"Ain't that a mean shame!" exclaimed Judith. "An' after all how hard you slaved to save them plants! An' we can't git plants nowhere else, cause nobody hain't got plants this year, count o' the dry spring. You had the finest bed anywheres araound."

"We'll have to put it in corn," said Jerry disgustedly. "An' the corn'll be so late the frost'll take it. If I'd a knowed, I might a saved myse'f the work o' plowin' an' harrowin' the ground. But that's haow it goes. A man works hard to do sumpin for hisself an' his fam'ly, an' then some lousy, thievin' neighbor slinks in an' gits away with it. It sholy is discouragin'."

Judith tried to console Jerry and tried for his sake to appear as indignant and disgusted as he over the loss. But it was not in her nature to take material loss so seriously; and she felt secretly relieved to think that she would not have to set any more tobacco that year. She was ashamed of this feeling, for it seemed like rank disloyalty to Jerry; but she could not help entertaining it.

Luke and Hat Wolf lived in a little ramshackle frame shanty in one of the neighboring hollows. They were a young couple not many years older than Jerry and Judith; but they had been married and had been raising tobacco on the shares for three or four years. They had a well sustained reputation for almost superhuman meanness and stinginess.

They were a pair of young giants. When they drove together in their buggy the springs sagged and passers-by felt sorry for the horse. Luke was a big, stupid looking lout, with small blue eyes and beefy jowls. He could neither read nor write; although Hat had been heard to say on different occasions that Luke could read "some kinds o' print." The kinds that he could read, however, did not include the kind universally employed.

Hat, a big, coarsely made, gipsy-like girl, was, to use her own phrase, a "great reader." She subscribed to a monthly magazine called "The Farm Wife's Friend," which cost her twenty-five cents a year. When she found the magazine in her mail box she took it home eagerly, full of delicious anticipations, and read it from the name in fancy print across the top of the first page to the last advertisement on the back sheet. It was printed in the vilest manner on the sleaziest of paper. Sometimes parts of it were so badly printed as to be illegible. It contained two or three sentimental love stories describing doings of people in high life. These stories abounded in beautiful heroines with delicate hands that had never approached a dish rag or a hoe handle, noble heroes and wicked, but fascinating villains. They opened to Hat a vista of unexplored possibilities and caused her to sigh over her own lack of opportunity.

Almost as engrossing as the stories, were little articles on how to get the best results with turnips, how to make the eyes sparkle, how to keep little chicks from getting head lice, how to remain always a mystery to your husband, how to keep sheets from fraying at the hems, how to make five hundred dollars out of a flock of fifty geese, how to tell fortunes with the tea cup, how to polish cut glass, how to keep the hands dainty and delicate, how to live so that the world is sweeter and sunnier for your presence, how to make orange marmalade out of carrots and how to treat a cow with a caked udder.

All of these "useful hints" Hat read with avidity, and many of them she tried to apply in her own household.
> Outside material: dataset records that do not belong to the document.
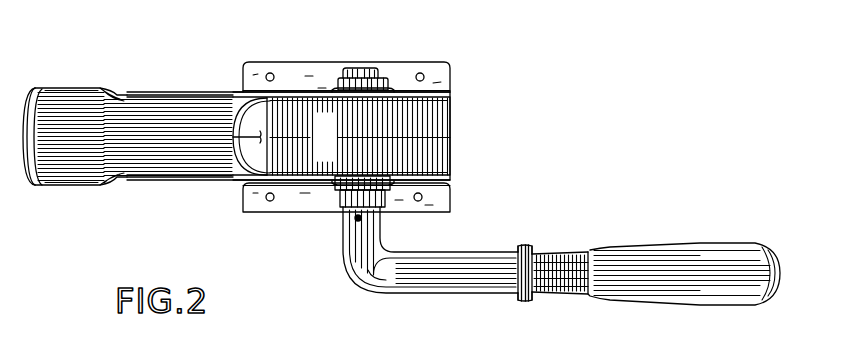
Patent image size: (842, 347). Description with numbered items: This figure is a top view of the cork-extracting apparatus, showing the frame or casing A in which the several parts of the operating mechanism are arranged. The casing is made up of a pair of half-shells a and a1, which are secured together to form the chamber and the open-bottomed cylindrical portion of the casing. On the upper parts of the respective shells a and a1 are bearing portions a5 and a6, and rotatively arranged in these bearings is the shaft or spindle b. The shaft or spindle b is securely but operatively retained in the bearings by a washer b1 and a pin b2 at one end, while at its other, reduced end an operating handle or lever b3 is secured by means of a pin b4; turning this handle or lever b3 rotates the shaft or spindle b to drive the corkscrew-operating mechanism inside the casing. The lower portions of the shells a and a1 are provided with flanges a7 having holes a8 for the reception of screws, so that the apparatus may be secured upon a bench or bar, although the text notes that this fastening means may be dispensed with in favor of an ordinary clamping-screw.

The frame or casing A is at (277, 147).
The half-shell a is at (341, 136).
The half-shell a1 is at (66, 186).
The bearing portion a5 is at (391, 92).
The bearing portion a6 is at (334, 187).
The flange a7 is at (463, 197).
The hole a8 is at (272, 73).
The shaft or spindle b is at (378, 77).
The washer b1 is at (385, 88).
The pin b2 is at (362, 76).
The operating handle or lever b3 is at (556, 252).
The pin b4 is at (353, 221).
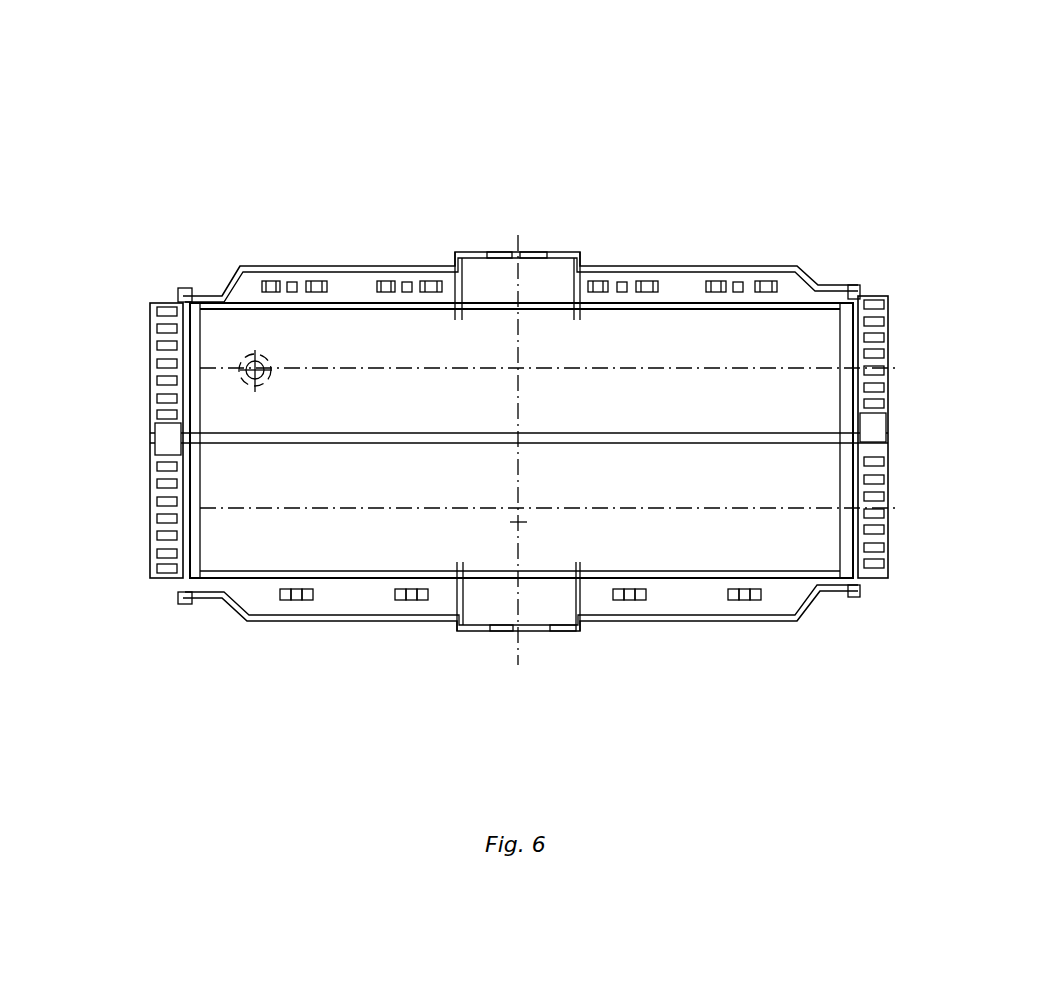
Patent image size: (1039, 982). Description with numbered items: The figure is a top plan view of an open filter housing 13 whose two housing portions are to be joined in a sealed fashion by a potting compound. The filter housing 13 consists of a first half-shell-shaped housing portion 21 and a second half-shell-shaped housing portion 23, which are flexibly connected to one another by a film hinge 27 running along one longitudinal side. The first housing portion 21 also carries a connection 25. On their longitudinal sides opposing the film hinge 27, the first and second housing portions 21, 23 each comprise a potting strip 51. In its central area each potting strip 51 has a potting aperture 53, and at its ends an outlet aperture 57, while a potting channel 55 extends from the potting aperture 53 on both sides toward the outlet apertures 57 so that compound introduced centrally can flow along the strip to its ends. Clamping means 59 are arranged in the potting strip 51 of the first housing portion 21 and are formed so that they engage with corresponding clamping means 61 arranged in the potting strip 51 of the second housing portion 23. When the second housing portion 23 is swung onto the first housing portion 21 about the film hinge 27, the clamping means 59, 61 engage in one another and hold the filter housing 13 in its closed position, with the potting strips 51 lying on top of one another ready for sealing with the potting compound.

The filter housing 13 is at (196, 100).
The first half-shell-shaped housing portion 21 is at (306, 330).
The second half-shell-shaped housing portion 23 is at (272, 540).
The connection 25 is at (238, 368).
The film hinge 27 is at (237, 437).
The potting strip 51 is at (662, 278).
The potting aperture 53 is at (505, 262).
The potting channel 55 is at (256, 290).
The outlet aperture 57 is at (185, 296).
The clamping means 59 is at (283, 290).
The clamping means 61 is at (290, 602).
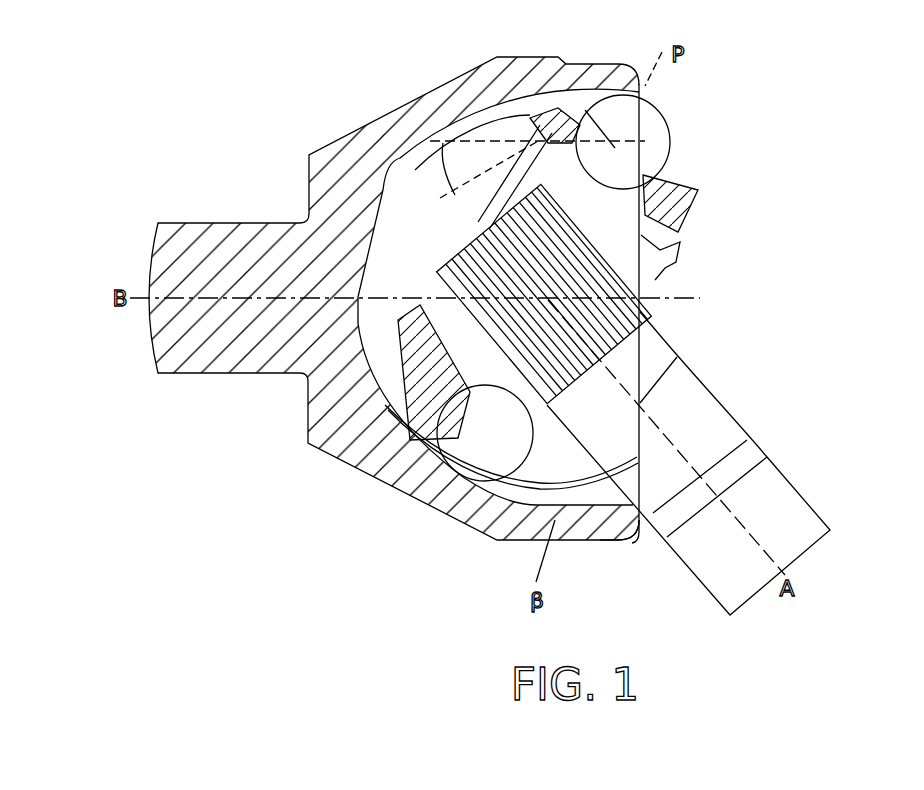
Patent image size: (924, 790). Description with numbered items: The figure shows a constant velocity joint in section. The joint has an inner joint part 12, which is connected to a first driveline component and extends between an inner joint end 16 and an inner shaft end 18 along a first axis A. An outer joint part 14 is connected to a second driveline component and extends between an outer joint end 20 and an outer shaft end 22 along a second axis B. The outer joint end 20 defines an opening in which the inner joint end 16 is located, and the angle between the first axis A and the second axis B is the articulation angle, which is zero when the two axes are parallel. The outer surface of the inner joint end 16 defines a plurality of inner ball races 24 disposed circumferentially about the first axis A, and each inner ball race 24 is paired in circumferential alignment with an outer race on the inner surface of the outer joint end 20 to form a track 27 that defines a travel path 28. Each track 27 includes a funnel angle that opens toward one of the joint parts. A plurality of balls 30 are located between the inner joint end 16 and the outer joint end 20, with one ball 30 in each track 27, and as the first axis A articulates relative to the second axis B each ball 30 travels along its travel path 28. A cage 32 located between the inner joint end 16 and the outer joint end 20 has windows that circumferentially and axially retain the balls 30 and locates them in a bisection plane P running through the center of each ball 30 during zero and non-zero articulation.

The inner joint part 12 is at (378, 462).
The outer joint part 14 is at (300, 238).
The inner joint end 16 is at (447, 243).
The inner shaft end 18 is at (817, 547).
The outer joint end 20 is at (640, 540).
The outer shaft end 22 is at (177, 350).
The inner ball races 24 is at (672, 245).
The track 27 is at (624, 542).
The travel path 28 is at (432, 133).
The balls 30 is at (650, 123).
The cage 32 is at (693, 175).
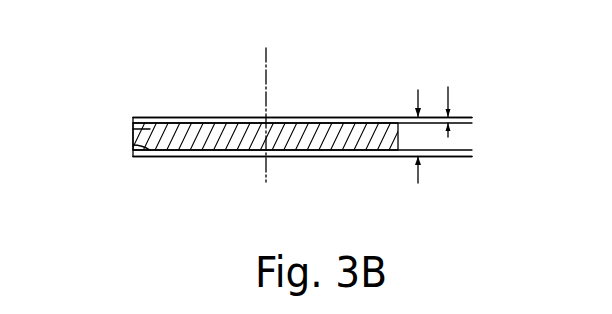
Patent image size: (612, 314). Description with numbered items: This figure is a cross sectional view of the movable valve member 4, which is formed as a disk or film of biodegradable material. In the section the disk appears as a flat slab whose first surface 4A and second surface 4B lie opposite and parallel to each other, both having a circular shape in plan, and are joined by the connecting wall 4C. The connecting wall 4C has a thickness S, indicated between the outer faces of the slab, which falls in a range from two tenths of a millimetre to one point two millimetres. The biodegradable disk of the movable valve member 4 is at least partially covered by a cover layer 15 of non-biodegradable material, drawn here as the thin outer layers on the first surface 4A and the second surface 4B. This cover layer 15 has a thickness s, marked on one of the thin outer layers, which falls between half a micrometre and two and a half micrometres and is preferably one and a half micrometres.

The movable valve member 4 is at (252, 129).
The first surface 4A is at (133, 157).
The second surface 4B is at (133, 118).
The connecting wall 4C is at (133, 137).
The cover layer 15 is at (293, 118).
The thickness of the connecting wall S is at (417, 100).
The thickness of the cover layer s is at (448, 97).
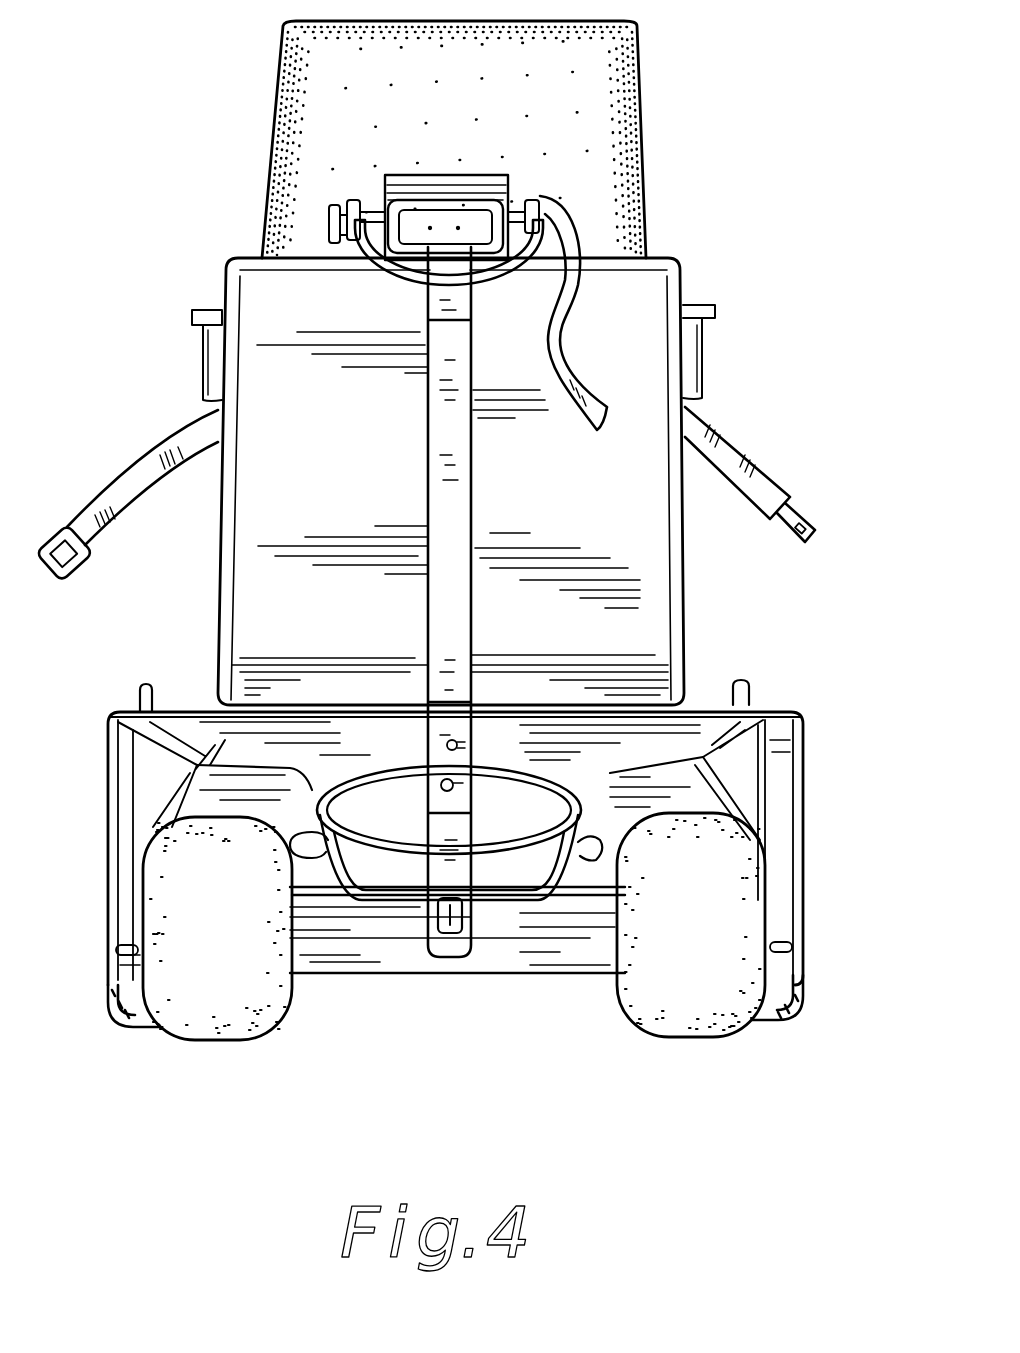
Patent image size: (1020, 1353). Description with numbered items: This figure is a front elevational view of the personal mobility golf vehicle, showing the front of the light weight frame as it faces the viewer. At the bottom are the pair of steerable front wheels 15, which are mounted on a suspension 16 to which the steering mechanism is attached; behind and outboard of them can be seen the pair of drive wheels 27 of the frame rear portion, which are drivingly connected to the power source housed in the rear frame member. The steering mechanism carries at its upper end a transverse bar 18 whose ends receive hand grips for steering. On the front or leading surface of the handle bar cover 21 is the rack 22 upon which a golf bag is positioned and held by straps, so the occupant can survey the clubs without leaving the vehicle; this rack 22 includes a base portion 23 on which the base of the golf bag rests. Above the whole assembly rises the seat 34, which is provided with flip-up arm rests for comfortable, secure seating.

The steerable front wheels 15 is at (228, 1010).
The suspension 16 is at (385, 935).
The transverse bar 18 is at (528, 190).
The handle bar cover 21 is at (655, 583).
The rack 22 is at (455, 543).
The base portion 23 is at (390, 773).
The drive wheels 27 is at (135, 1020).
The seat 34 is at (600, 85).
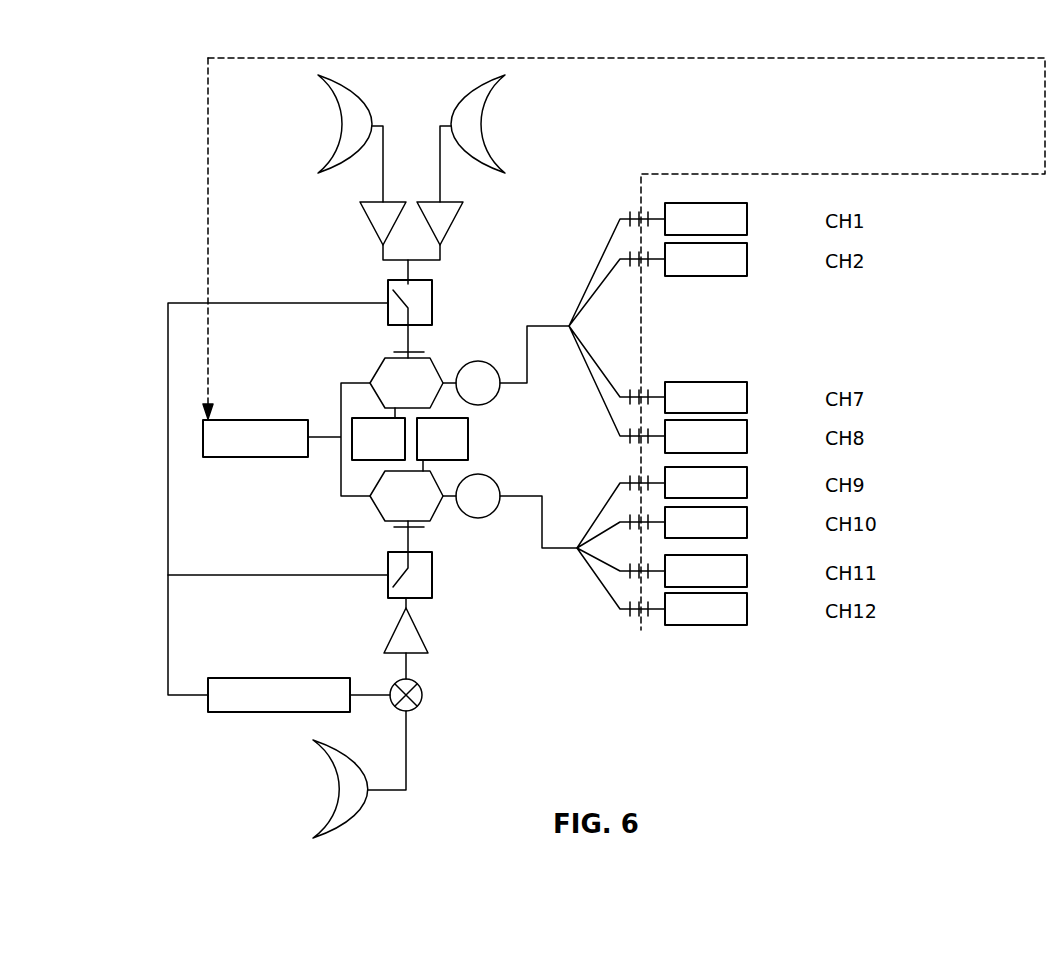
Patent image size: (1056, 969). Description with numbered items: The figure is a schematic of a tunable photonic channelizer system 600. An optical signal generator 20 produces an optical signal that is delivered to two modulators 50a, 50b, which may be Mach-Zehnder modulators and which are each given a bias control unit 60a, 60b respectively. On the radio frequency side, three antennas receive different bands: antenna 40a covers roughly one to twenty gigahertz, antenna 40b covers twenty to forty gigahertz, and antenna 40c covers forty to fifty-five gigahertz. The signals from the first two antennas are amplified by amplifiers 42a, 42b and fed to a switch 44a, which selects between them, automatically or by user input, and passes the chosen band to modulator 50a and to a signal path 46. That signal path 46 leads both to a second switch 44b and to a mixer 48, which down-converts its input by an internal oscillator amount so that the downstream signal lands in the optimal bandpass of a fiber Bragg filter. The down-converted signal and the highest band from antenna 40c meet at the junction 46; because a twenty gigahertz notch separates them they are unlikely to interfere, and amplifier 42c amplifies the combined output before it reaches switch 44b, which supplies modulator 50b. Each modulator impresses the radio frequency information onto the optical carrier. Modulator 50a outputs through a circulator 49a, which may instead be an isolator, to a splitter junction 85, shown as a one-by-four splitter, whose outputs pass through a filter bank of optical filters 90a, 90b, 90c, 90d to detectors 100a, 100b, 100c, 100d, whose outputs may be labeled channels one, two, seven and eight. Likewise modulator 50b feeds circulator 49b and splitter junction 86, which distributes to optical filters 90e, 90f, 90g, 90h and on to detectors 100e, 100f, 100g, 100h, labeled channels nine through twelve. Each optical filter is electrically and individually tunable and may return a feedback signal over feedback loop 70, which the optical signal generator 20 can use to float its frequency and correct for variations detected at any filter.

The optical signal generator 20 is at (247, 418).
The antenna 40a is at (342, 115).
The antenna 40b is at (481, 115).
The antenna 40c is at (337, 780).
The amplifier 42a is at (372, 220).
The amplifier 42b is at (450, 220).
The amplifier 42c is at (418, 633).
The switch 44a is at (432, 295).
The switch 44b is at (432, 575).
The signal path / junction 46 is at (168, 343).
The mixer 48 is at (292, 677).
The circulator 49a is at (478, 361).
The circulator 49b is at (480, 518).
The modulator 50a is at (386, 360).
The modulator 50b is at (376, 508).
The bias control unit 60a is at (363, 418).
The bias control unit 60b is at (470, 428).
The feedback loop 70 is at (705, 57).
The splitter junction 85 is at (578, 326).
The splitter junction 86 is at (577, 546).
The optical filter 90a is at (637, 206).
The optical filter 90b is at (637, 245).
The optical filter 90c is at (648, 381).
The optical filter 90d is at (637, 428).
The optical filter 90e is at (637, 472).
The optical filter 90f is at (637, 508).
The optical filter 90g is at (637, 582).
The optical filter 90h is at (641, 622).
The detector 100a is at (747, 208).
The detector 100b is at (747, 248).
The detector 100c is at (747, 387).
The detector 100d is at (747, 425).
The detector 100e is at (747, 472).
The detector 100f is at (747, 512).
The detector 100g is at (747, 560).
The detector 100h is at (747, 598).
The tunable photonic channelizer system 600 is at (868, 729).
She spent hours messing over a stew of mutton fat and cheap perfume in an attempt to make a homemade cold cream for beautifying the skin. After it had stood for a few days it turned rancid and she had to throw it out to the hogs. She became enthusiastic over the possibility of making a big income from geese, set a hundred eggs and hatched out seventy-five little geese, only to have the foxes feed fat on her flock. She mixed up the decoction to make the eyes sparkle; but it hurt her eyes and interfered with her sight. So she used it only once. She tried on Luke the receipt for remaining mysterious; but she was forced into the strong suspicion that he never even knew that anything unusual was affecting him in any way.

These failures did not, however, discourage her in the least. She read and experimented with the next month's collection with unabated enthusiasm. The magazine was her romance, her religion.

There were short poems in the paper, too. "Be a Beam of Sunshine," "Keep Smiling all the While," and "Never Let the Tear Drop Dim Your Eye," were characteristic titles. One poem, which made a deep impression on Hat, celebrated the joy of washing clothes. It described the deep satisfaction to be derived from rubbing, rinsing, bluing, and hanging out the family wash on the line. The constantly recurring refrain was, "And the Wind is Right to Dry." As Hat rubbed out her own faded cotton dresses and aprons and scrubbed manfully on the sweaty collars and wristbands of Luke's work shirts, even when she punished the washboard with his heavy denim overalls, stiffly encrusted with mud and axle grease and many other varieties of filth, and soused them up and down in the dirty, stinking, mouse-gray water, the words of this little poem lilted rhythmically through her mind, and she almost fooled herself into thinking that washing Luke's overalls was a delight. Who can say that the mail order sheet does not bring joy and comfort into the rural home? Nevertheless, Hat was glad when Luke came home one day with the information gleaned from Columbia Gibbs that overalls last twice as long if they are never allowed to see water.